By Angela Irving-Brown
Mickel Therapy Practitioner
When I go out and promote Mickel Therapy, as a Mickel Therapist, it is often difficult for people to see where I have come from. Nowadays I look so fit and healthy. I take the dogs out for miles at a time. I get up by 7.30 most days, even at the weekend, and stay up all day long. I have zero nana naps. I am able to meet up with friends and go and visit family. One huge difference is the ability to drive long distances. I am the only member of my immediate family to drive so we were very restricted in where we were able to go when I was ill.
Imagine the scenario – We look at something that we want to go to. It is three weeks away, at a weekend and there are a few quiet days either side of it. This shouldn’t be a problem. It is a few hours out, with people I love, not far from home.
After a military like level of organisation of my time, to ensure I am rested and able to drive for 20 minutes, sit for a couple of hours and drive home again, we think we are ready to go. Oh how daft we were!!
On the morning of the event, say a meal out for lunch, I wake up after very broken sleep. I am sore from head to toe. I have a migraine and my joints are seized. Food makes me feel nauseas. Thinking is difficult so it takes a while to figure that I have to be up and dressed by 11.00am. Then it becomes an impossible task. Frustrations rise, both internally and externally, for all of us. The fun wanes to hating the whole idea. The pain increases and my abilities decline even further.
The day ends up a write off and I feel extreme guilt for ruining yet another day for us all.
This was in no way a single time event. It was the same process in a different light every day.
Then I found Mickel Therapy! It was a bit like finding God, but I found me instead. I began to see the value of me and the fact that I could take control of how I respond. I found myself!
Nowadays life is completely different. I get up and do stuff. EVERYDAY! I have no time in bed in the day. I feel rested after I sleep. Am I cured? NO. Am I in control of my body? Most definitely. My body still tells me that I am not paying attention to things by giving me symptoms, but the difference is I can deal with them. I can look at what I need to change and change it straight away to alleviate the symptoms. If someone upsets me I tell them. If someone crosses a boundary I reinforce it. If I get body bored at the computer I move away. This allows me to be in control of how my body feels.

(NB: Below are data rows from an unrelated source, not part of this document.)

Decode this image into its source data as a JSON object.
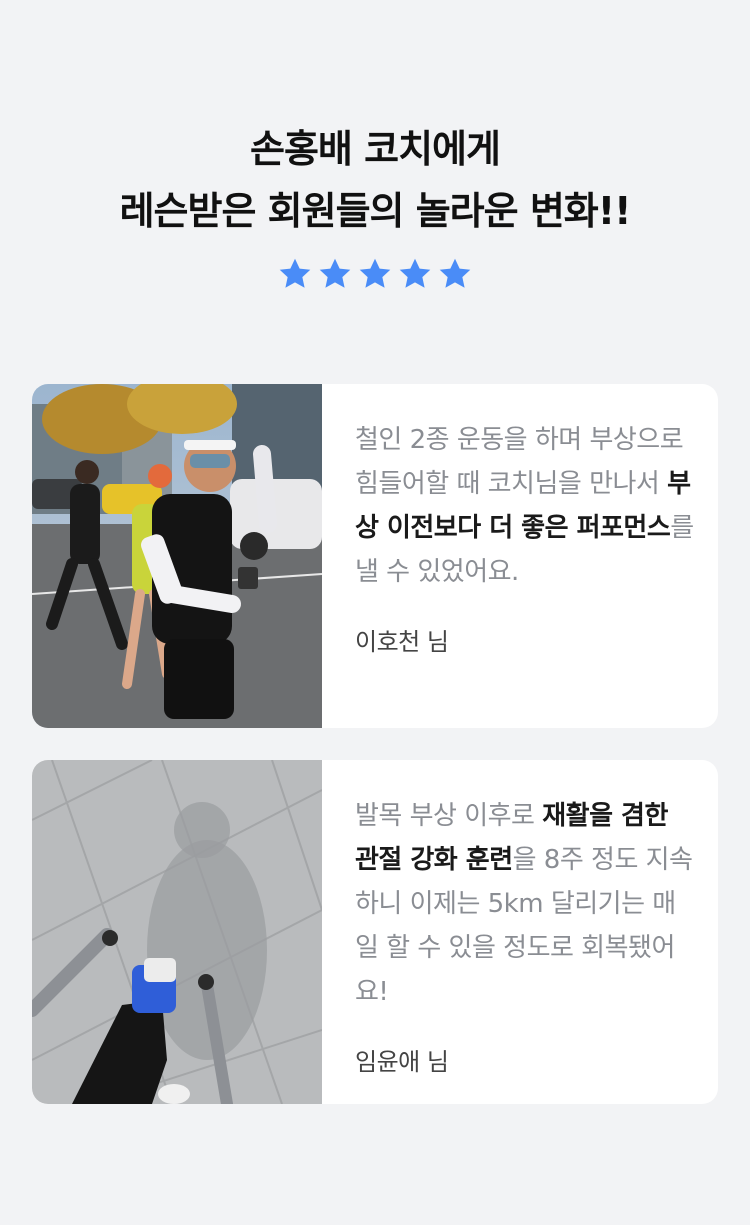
{
  "header": {
    "title_line1": "손홍배 코치에게",
    "title_line2": "레슨받은 회원들의 놀라운 변화!!",
    "rating": 5,
    "star_color": "#4a8cf7"
  },
  "reviews": [
    {
      "photo_icon": "runner-photo",
      "quote_pre": "철인 2종 운동을 하며 부상으로 힘들어할 때 코치님을 만나서 ",
      "quote_bold": "부상 이전보다 더 좋은 퍼포먼스",
      "quote_post": "를 낼 수 있었어요.",
      "author": "이호천 님"
    },
    {
      "photo_icon": "crutches-photo",
      "quote_pre": "발목 부상 이후로 ",
      "quote_bold": "재활을 겸한 관절 강화 훈련",
      "quote_post": "을 8주 정도 지속하니 이제는 5km 달리기는 매일 할 수 있을 정도로 회복됐어요!",
      "author": "임윤애 님"
    }
  ]
}
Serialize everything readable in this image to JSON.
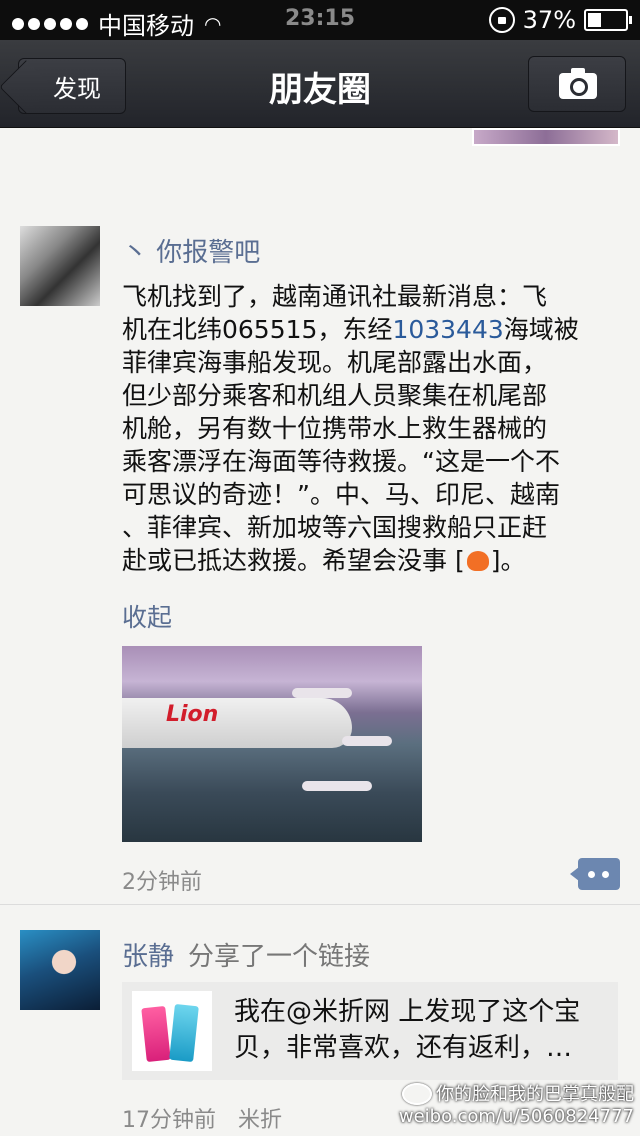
{
  "status_bar": {
    "carrier": "中国移动",
    "time": "23:15",
    "battery": "37%",
    "battery_level": 0.37
  },
  "nav": {
    "back_label": "发现",
    "title": "朋友圈",
    "camera_icon": "camera-icon"
  },
  "posts": [
    {
      "username": "丶 你报警吧",
      "text_lines": [
        "飞机找到了，越南通讯社最新消息：飞",
        "机在北纬065515，东经",
        "1033443",
        "海域被",
        "菲律宾海事船发现。机尾部露出水面，",
        "但少部分乘客和机组人员聚集在机尾部",
        "机舱，另有数十位携带水上救生器械的",
        "乘客漂浮在海面等待救援。“这是一个不",
        "可思议的奇迹！”。中、马、印尼、越南",
        "、菲律宾、新加坡等六国搜救船只正赶",
        "赴或已抵达救援。希望会没事 [",
        "]。"
      ],
      "collapse_label": "收起",
      "photo_text": "Lion",
      "time": "2分钟前"
    },
    {
      "username": "张静",
      "action": "分享了一个链接",
      "link_text": "我在@米折网 上发现了这个宝贝，非常喜欢，还有返利，…",
      "time": "17分钟前",
      "source": "米折"
    }
  ],
  "watermark": {
    "line1": "你的脸和我的巴掌真般配",
    "line2": "weibo.com/u/5060824777"
  }
}
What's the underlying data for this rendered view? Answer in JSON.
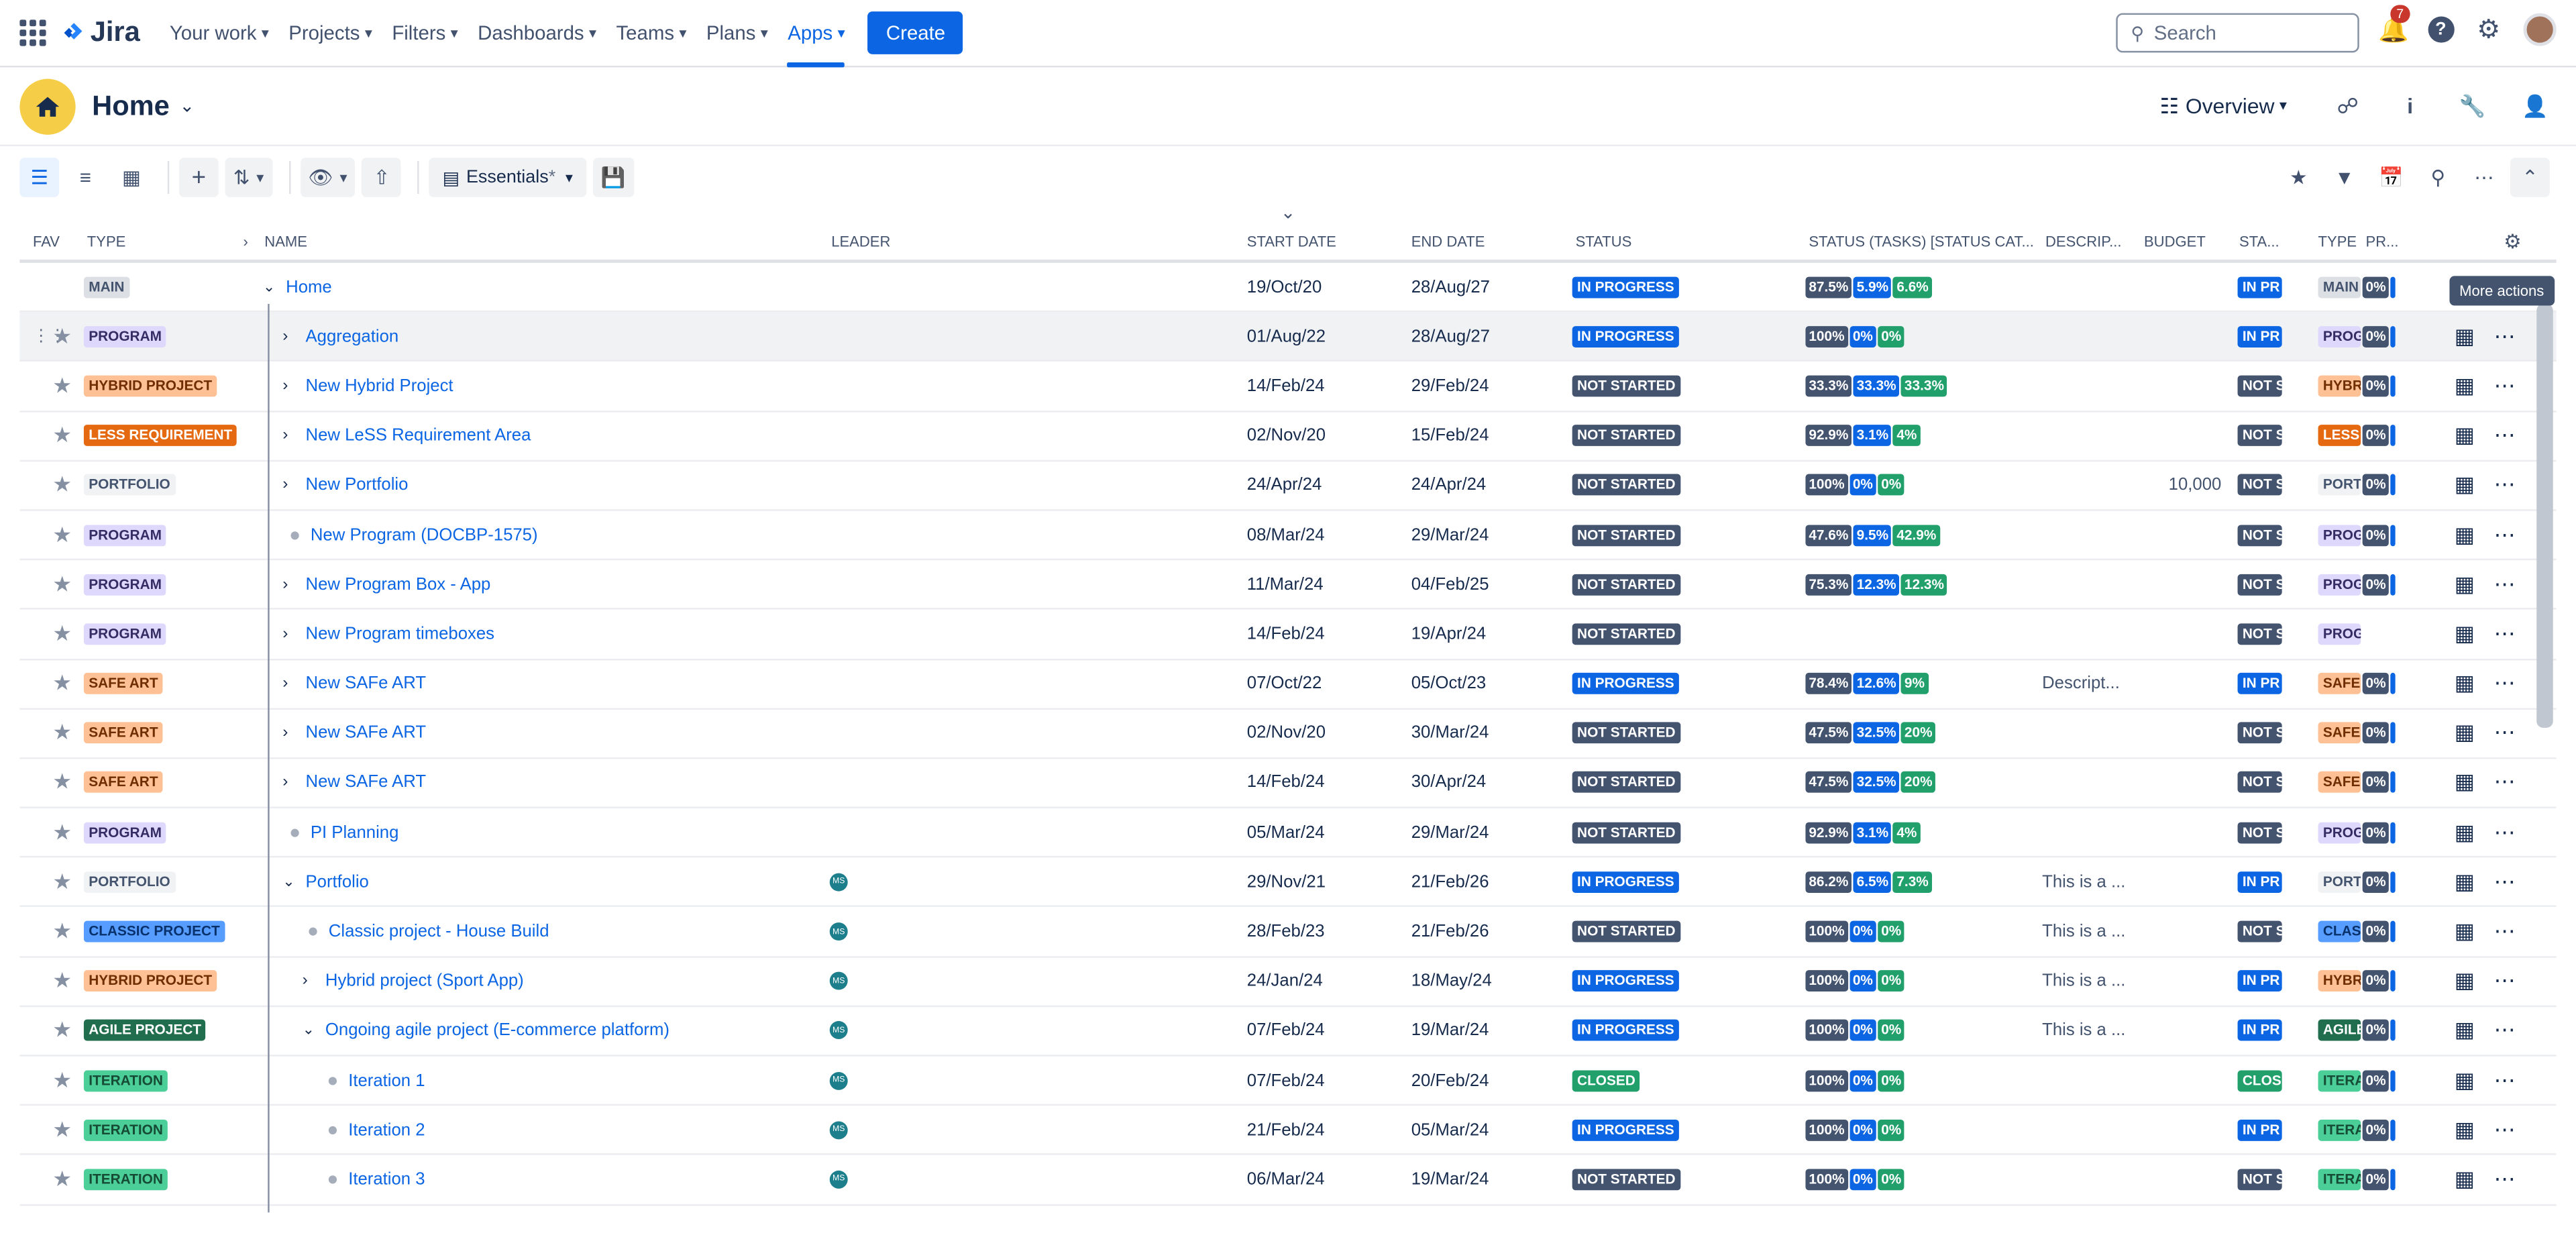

Just last weekend I drove for 2.5 hours to get to Wales and go on three zip wires. Then drove home, via Preston to drop off my son’s friend, stopping on the way for a lovely meal. Got home some 12 hours after leaving and still felt human. How is this possible? The following day I was fine.
I honestly never thought I would get to do these things again. But I could do this every week. My next adventure is to complete the via ferrata at Honister in Cumbria. This is an outdoor adventure using a series of metal cables, rungs, ladders and bridges to ascend and descend tremendous and precipitous climbing routes and paths up the outside of Honister slate mines. I managed the Infinity Bridge last year and that gave me the bug.
So, how has Mickel Therapy changed things for me?
The very fact that I am able to be me again, and do the things I want to do on any given day is great. That is the greatest thing I have gained, ME!